Unicoi County mayor discusses reasons for forum

Brad Hicks • Oct 16, 2012 at 9:49 PM

ERWIN — Before the Unicoi County Memorial Hospital Board of Control meets to decide on the better of acquisition proposals from Wellmont Health System and Mountain States Health Alliance, Unicoi County’s leadership wants to give residents a venue to discuss, ask questions and obtain information on the possible transaction.

A community forum will be held Monday beginning at 7 p.m., or immediately following the Unicoi County Commission’s regular 6 p.m. meeting, whichever is later, in the large courtroom at the Unicoi County Courthouse.

The forum is not being conducted by Board of Control, which will set a public meeting to vote on the proposals. Unicoi County Mayor Greg Lynch said he wanted to hold the forum since the public has not had many opportunities to ask questions and voice concerns during the acquisition process.

“I think we needed to give this opportunity to the public, and I stress it is not sanctioned by the board of control for the hospital, this is just a community forum,” Lynch said. “We’ve had a couple in the last month or so concerning different things, and this is a very pivotal moment in Unicoi County health care, so I just felt like it was something that we needed to put out there and let the people voice their opinion.

“This is not really just a town of Erwin and Unicoi County Memorial Hospital thing, it’s a Unicoi County thing.”

Both Wellmont and MSHA submitted revised proposals last week to outline what each would offer should it acquire UCMH. Lynch said he hopes that the forum will help “clear the air” on some of the concerns residents have regarding the acquisition and events leading up to it.

“It’s just created something, that I feel like, is kind of spinning out of control, and I hope that through this forum that there will maybe be some people who will speak up and tell what they’ve been hearing,” Lynch said.

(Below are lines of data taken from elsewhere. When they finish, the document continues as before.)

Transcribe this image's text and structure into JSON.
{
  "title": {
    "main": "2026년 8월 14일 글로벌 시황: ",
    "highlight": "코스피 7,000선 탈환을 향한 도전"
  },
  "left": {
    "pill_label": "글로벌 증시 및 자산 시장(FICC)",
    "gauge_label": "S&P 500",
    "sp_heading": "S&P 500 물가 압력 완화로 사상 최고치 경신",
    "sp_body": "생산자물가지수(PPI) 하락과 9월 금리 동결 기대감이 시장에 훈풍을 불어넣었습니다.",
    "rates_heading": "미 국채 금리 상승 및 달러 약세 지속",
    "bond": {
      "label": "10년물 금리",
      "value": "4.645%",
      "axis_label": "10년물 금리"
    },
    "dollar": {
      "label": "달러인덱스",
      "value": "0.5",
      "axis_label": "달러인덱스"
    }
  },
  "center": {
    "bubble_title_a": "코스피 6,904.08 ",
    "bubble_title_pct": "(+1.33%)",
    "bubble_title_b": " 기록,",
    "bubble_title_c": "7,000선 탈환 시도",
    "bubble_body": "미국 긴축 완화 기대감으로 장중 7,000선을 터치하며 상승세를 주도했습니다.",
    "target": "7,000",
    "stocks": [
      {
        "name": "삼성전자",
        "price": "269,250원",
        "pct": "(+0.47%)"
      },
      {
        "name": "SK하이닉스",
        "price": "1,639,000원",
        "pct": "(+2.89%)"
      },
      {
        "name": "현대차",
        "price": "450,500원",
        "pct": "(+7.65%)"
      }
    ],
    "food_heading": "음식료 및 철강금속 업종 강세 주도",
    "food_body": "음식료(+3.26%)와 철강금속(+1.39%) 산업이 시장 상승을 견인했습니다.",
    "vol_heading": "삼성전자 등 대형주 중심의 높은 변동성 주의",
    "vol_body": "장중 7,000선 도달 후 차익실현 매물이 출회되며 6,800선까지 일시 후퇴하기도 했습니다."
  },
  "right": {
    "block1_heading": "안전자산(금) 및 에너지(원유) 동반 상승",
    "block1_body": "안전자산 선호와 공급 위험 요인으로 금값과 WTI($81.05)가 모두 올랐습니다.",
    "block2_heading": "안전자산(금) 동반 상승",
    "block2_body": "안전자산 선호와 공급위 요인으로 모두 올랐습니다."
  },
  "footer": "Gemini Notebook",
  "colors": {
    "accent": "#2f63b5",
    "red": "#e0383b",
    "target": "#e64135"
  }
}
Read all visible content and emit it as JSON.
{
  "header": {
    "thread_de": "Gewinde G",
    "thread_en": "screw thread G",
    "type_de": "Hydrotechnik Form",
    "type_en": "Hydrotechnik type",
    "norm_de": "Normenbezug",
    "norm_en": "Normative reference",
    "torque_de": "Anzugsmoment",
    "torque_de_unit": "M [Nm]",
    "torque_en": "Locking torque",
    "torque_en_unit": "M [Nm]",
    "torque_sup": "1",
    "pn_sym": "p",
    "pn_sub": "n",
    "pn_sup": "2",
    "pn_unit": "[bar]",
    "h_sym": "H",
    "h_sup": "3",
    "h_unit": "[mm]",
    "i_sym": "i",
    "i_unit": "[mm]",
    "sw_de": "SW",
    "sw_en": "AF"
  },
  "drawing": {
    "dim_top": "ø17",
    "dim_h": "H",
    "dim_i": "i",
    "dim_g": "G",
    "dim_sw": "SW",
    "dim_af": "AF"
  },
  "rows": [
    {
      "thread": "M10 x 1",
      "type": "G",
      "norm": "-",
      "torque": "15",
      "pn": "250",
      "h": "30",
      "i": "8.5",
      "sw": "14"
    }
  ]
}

Lynch said aside from the public, aldermen from the towns of Unicoi and Erwin, county commissioners, Board of Control members, and Wellmont and MSHA representatives have been invited to attend.

Wellmont spokesman Jim Wozniak said Tuesday that Wellmont representatives plan to be at the forum.

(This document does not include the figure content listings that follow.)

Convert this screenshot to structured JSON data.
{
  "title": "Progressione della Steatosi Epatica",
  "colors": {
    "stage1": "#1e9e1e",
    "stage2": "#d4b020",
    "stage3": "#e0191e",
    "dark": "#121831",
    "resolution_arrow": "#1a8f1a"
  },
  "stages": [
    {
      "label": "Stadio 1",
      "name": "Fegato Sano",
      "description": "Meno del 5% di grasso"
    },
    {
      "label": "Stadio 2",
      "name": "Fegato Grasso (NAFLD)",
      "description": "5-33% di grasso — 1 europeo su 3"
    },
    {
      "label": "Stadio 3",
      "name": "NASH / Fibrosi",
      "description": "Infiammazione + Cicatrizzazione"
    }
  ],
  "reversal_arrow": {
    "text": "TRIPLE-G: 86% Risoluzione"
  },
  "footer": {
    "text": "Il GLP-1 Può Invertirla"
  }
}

According to a statement issued Tuesday, MSHA President/CEO Dennis Vonderfecht said MSHA is unsure at this point if it will have representatives at the forum.

“MSHA is following the process laid out by the UCMH Board of Control,” Vonderfecht said in the statement. “To date, that process has not included a public hearing conducted by the Unicoi County government. We will consult with the UCMH board, and once we understand their wishes regarding the process, MSHA will decide whether to participate.”

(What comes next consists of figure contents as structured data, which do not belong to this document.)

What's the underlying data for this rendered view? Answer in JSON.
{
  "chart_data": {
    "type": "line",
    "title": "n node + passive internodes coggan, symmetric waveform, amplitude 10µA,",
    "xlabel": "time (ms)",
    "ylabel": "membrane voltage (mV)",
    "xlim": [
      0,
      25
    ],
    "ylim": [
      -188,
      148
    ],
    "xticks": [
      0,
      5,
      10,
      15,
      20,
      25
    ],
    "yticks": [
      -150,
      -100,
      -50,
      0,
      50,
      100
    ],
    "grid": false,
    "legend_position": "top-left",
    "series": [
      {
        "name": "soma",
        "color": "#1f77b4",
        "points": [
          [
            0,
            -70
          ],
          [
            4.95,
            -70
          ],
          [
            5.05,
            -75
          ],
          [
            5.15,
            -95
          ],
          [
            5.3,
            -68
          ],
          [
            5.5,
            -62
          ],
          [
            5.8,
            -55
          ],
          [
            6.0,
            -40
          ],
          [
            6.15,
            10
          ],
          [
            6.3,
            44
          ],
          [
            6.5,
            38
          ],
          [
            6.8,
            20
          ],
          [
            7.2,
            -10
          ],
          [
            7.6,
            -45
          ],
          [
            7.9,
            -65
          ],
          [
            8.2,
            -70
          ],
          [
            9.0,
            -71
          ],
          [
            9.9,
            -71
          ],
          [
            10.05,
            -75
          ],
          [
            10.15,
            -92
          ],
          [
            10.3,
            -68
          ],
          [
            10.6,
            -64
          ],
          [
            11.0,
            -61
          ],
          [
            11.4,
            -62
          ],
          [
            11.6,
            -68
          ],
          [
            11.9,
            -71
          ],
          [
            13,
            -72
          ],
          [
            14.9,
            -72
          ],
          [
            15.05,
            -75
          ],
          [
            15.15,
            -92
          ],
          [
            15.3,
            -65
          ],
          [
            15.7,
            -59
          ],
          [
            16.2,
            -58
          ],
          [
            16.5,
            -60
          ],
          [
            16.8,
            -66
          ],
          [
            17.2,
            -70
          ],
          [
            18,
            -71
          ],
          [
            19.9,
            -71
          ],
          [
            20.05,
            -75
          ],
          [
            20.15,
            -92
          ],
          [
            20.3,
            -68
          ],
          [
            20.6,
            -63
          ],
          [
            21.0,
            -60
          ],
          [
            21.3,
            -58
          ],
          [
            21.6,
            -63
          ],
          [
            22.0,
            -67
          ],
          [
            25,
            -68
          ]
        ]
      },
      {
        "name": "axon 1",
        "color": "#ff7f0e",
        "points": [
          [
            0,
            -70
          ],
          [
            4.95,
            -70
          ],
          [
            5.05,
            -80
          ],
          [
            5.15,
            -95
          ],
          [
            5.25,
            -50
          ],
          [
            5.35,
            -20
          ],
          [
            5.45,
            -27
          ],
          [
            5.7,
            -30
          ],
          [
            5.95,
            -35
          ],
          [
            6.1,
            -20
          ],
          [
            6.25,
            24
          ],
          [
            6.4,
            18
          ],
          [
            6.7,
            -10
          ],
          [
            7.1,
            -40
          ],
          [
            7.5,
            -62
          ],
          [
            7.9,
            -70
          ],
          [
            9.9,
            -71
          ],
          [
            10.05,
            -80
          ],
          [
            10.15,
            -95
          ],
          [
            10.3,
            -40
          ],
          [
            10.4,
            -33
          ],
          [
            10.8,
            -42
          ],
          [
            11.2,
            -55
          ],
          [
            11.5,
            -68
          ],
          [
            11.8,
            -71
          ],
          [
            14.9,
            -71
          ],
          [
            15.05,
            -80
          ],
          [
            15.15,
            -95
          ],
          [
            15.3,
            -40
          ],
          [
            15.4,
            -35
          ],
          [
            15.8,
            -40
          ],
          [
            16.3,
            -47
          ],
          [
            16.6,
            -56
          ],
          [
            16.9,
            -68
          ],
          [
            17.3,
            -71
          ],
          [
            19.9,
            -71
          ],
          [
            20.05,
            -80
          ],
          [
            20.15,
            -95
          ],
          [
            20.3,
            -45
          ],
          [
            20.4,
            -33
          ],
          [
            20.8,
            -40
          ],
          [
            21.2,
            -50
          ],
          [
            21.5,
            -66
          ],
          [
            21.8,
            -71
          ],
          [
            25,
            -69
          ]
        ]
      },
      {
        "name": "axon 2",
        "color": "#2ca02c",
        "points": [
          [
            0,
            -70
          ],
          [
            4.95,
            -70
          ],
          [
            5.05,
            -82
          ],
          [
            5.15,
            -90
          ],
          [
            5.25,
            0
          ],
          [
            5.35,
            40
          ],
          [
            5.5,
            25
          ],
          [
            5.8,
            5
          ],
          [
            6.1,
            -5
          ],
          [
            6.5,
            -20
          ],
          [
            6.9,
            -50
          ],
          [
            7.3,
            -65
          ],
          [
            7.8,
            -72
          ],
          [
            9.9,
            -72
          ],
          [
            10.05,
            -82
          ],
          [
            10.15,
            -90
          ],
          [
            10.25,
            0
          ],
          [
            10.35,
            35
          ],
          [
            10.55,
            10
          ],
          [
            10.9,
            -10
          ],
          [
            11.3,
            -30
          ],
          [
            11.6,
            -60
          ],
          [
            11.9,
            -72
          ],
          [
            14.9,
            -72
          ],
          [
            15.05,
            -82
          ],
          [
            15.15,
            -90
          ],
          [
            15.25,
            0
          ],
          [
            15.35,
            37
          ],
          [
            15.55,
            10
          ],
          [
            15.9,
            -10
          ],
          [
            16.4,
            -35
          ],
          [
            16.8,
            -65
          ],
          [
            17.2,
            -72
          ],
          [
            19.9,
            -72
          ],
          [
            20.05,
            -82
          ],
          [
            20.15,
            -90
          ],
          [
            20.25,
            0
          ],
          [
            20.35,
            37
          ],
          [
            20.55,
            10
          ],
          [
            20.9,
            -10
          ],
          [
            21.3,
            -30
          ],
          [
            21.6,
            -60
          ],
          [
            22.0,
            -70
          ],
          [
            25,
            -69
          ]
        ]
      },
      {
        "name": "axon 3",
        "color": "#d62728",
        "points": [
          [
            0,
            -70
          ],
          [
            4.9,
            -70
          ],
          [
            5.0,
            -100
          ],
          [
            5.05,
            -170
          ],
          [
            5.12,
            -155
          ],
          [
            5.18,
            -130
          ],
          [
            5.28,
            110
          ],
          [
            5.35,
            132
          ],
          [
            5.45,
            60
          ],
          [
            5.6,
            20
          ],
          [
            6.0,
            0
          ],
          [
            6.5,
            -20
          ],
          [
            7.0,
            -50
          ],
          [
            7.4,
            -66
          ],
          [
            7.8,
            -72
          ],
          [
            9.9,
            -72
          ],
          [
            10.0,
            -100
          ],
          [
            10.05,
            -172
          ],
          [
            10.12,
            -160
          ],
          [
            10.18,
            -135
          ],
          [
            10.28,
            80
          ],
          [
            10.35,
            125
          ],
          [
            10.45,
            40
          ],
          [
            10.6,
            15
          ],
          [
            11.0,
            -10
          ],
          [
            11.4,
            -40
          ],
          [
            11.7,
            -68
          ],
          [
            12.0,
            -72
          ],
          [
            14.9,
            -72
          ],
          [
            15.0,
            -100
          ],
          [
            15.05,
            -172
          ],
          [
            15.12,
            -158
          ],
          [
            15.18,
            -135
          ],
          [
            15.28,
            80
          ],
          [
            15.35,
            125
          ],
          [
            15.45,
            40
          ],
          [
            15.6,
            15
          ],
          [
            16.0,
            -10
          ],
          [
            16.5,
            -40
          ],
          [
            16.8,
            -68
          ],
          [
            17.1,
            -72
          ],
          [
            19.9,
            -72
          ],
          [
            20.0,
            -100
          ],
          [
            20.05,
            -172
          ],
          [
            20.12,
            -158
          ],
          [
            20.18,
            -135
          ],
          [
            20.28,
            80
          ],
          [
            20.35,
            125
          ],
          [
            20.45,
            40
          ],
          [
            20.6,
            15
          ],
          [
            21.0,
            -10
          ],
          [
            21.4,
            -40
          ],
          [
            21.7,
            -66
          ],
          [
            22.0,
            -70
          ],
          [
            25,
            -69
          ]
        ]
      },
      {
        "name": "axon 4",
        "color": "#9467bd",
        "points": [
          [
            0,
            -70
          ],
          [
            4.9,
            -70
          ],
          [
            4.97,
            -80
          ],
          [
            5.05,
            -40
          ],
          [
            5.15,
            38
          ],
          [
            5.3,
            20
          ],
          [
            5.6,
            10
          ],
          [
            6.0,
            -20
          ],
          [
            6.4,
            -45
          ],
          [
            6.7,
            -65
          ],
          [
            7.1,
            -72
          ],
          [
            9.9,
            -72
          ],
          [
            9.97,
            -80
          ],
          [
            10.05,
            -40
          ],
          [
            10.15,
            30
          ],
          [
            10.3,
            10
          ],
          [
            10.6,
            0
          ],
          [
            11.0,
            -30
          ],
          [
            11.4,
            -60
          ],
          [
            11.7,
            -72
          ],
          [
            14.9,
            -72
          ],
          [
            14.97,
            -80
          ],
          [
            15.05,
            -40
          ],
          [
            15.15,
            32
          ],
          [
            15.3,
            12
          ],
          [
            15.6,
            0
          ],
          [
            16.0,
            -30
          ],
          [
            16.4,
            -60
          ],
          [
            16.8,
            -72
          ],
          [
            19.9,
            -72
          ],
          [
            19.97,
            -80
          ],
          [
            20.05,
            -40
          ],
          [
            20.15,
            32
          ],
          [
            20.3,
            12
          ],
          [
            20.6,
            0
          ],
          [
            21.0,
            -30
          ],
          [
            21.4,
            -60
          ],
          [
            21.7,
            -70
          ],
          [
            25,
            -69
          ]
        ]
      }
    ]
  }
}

Board of Control member and County Commissioner Sue Jean Wilson said she feels the forum could be beneficial in allowing the public to ask questions and receive answers and information and voice concerns.

“I think it’s a good idea,” she said. “It will give people the opportunity to express how they feel, and I hope officials that are in charge will be there to provide answers.”

Lynch said security will be present at the forum, which will be moderated by former WCYB anchor and news director Steve Hawkins. Lynch said the format will consist of allowing an opportunity for Wellmont and MSHA officials to discuss their respective acquisition proposals, followed by a public question period. After officials have been allowed to respond to questions from the public, Lynch said the forum would then be opened for public comments.

Lynch said he hopes the Board of Control still allows the public to make comments during the meeting at which it will decide between the proposals. He also said he hopes Monday’s forum will ease some concerns residents have on an issue that has divided some in the community.

“I hope that the end result of this will be whatever hospital they choose that the community will be comfortable with it and start using it and, hopefully, we will be able to regain some of the market that’s been lost over the years in health care,” Lynch said.